Para los viajes utilizábamos la camioneta de la misión, que era de la única forma que nos podíamos desplazar por esos caminos de forma rápida; por suerte, no tuvimos necesidad de agarrar la mula e ir caminando. En todas las comunidades a las que nos hemos acercado nos han recibido con cariño; y ciertamente hay tiempo para todo: nos hemos bañado en ríos y bajo una cascada, hemos tenido el privilegio de disfrutar de unos paisajes donde se ve la mano de Dios; hemos pasado calor, pero sobre todo, hemos aguantado lluvias: hasta tener que dar la vuelta en algún camino por estar cortado debido a derrumbes y agua que cruzaba por la carretera.

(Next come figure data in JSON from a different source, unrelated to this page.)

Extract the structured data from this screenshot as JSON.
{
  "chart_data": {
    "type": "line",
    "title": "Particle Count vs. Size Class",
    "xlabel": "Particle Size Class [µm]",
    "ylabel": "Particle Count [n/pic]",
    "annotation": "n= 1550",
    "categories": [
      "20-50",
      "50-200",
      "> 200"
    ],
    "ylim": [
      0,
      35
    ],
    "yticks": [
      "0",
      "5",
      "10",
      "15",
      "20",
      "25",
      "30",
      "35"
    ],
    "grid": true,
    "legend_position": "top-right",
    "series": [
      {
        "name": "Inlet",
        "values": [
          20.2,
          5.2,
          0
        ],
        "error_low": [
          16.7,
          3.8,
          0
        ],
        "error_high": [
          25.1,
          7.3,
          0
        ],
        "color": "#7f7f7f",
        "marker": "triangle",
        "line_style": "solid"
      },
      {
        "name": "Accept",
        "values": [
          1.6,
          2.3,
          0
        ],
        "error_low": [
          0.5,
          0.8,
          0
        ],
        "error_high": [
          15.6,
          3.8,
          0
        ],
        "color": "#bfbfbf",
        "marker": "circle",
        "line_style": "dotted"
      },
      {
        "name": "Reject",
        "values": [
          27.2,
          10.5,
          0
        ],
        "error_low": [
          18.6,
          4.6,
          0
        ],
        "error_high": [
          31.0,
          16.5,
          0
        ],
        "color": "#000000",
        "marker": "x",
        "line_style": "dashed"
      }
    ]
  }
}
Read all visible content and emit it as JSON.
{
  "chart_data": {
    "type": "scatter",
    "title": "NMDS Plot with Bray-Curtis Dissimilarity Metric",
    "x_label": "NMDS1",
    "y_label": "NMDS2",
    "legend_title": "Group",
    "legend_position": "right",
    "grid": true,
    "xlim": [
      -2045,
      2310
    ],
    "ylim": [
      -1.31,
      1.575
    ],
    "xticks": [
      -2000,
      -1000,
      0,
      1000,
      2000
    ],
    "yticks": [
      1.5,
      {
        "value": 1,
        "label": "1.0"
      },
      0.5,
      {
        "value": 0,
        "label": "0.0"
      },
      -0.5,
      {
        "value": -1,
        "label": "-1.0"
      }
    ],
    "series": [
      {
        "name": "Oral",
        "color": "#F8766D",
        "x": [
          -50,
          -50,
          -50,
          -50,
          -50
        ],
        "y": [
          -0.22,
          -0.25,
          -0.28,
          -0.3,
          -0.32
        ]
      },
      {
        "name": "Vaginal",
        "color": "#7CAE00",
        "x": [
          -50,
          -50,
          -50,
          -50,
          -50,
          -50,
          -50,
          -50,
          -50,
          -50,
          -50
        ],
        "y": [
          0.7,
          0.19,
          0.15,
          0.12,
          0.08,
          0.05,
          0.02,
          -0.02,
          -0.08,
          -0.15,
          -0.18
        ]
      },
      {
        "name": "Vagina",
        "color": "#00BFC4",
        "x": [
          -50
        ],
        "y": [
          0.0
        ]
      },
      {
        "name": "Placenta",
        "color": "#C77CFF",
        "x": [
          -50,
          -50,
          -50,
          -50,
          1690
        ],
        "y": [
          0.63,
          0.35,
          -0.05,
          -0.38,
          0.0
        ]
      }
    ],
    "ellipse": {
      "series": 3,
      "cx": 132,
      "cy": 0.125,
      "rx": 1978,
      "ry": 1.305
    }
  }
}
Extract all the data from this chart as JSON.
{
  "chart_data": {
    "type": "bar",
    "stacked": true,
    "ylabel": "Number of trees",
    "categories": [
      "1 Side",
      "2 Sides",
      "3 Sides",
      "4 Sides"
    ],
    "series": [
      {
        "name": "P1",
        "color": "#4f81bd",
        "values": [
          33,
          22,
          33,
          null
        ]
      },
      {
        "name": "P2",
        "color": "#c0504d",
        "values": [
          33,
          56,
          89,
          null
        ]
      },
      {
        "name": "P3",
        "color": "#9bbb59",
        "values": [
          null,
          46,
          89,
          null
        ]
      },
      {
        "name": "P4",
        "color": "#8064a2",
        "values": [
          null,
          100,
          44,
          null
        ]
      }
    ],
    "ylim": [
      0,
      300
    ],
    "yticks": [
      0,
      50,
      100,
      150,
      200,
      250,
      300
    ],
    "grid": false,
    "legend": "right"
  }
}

Todo esto es anecdótico para nosotros, pero es el día a día en la vida de muchos misioneros por el mundo. Nosotros hemos tenido la inmensa suerte de ver una pequeña porción de su trabajo, y formar parte durante tres semanas del engranaje de la misión.
No cambio por nada ninguno de los días que pasamos jugando con los niños y reuniéndonos con los jóvenes en cualquiera de los sitios en los que estuvimos; ni las últimas y lluviosas tardes jugando a las cartas y bebiendo café; ni los ratos de risa (más de los que puedo recordar): durante los viajes, en las comidas, en las reuniones, mientras subíamos y bajábamos por la montaña intentando no saltarnos los dientes…
Tantos momentos compartidos con personas que durante este mes fueron nuestra familia, nuestros amigos, nuestros compañeros de camino… personas a las que no podremos olvidar durante el resto de nuestra vida y que tienen un rincón muy especial en nuestro corazón.
Este mes de agosto viajan otras tres personas al mismo sitio y sólo tengo un consejo para ellos: que abran su mente a todo y disfruten como nosotros de esta experiencia única.
Durante este tiempo he logrado aprender dos o tres palabras en su lengua, el náhuatl. Como no podía ser de otra forma, me despido dando las gracias de todo corazón: TLASCAMATI.